Mr Bennie added savers should be braced for low interest rates for the foreseeable future, leading to poor returns on investments.

“Savers are set for at least a further year of dismally low interest rates. This is why more people are now dipping their toes into stocks and shares ISAs as a way of saving for their future,” he said.

“Although risk is attached, savers should seriously consider stocks and shares ISAs as a potentially higher return alternative to cash deposits.”

Tom Adams, head of research at consumer website Savings Champion, said of NS&I’s cut: “It is a blow in that its previous rate was one of the best ISA rates available, it’s now going down to a much less competitive level.

“Some people will find alternatives but others won’t be able to.”

The expert also said savers should not expect an upturn any time soon and signalled rates cuts were now “part of the savings landscape” and there was “no sign of the trend stopping” following NS&I’s decision.

“There is usually an alternative though.

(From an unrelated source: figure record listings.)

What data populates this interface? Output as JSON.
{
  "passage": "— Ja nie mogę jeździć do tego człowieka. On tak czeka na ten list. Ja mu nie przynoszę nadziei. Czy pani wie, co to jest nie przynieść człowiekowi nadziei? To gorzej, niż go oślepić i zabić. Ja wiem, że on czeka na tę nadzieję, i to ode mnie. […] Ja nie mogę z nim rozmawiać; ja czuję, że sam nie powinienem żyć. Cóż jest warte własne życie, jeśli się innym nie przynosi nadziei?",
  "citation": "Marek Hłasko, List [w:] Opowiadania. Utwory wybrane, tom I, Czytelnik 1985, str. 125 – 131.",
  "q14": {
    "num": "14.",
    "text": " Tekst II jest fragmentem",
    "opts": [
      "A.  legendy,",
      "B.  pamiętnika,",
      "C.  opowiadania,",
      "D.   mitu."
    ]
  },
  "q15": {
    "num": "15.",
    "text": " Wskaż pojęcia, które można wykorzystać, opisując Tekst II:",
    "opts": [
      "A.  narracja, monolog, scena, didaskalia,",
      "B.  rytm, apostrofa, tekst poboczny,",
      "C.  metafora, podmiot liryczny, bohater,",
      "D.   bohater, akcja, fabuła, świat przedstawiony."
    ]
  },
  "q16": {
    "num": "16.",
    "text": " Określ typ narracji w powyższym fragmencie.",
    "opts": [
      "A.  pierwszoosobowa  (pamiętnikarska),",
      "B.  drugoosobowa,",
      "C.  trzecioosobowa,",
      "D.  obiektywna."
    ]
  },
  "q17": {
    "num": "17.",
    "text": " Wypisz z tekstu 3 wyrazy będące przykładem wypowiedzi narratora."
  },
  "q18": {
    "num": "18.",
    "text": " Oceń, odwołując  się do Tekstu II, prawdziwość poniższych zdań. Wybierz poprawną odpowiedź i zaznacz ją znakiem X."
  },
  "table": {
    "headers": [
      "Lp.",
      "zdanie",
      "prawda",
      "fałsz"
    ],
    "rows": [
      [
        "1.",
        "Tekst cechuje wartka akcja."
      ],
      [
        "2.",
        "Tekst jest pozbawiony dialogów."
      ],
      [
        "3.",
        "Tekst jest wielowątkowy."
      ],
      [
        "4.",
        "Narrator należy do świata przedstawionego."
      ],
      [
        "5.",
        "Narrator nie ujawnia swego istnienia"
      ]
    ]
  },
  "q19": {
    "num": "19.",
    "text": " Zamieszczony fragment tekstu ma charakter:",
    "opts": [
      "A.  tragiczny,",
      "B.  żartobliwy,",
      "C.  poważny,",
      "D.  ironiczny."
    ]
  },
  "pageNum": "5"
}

You can get much better rates if you look elsewhere,” he said.

“Savers should keep an eye on best buy tables. If the rate has gone down to an uncompetitive level take action.

“The onus is still on people to seek out alternatives and it is not always easy. So there can be blocks to moving to an investment with a better rate. People do not have the time and savers can be stuck on a particular account.”

NS&I will continue to attract savers because all deposits were backed by a Treasury guarantee, he added.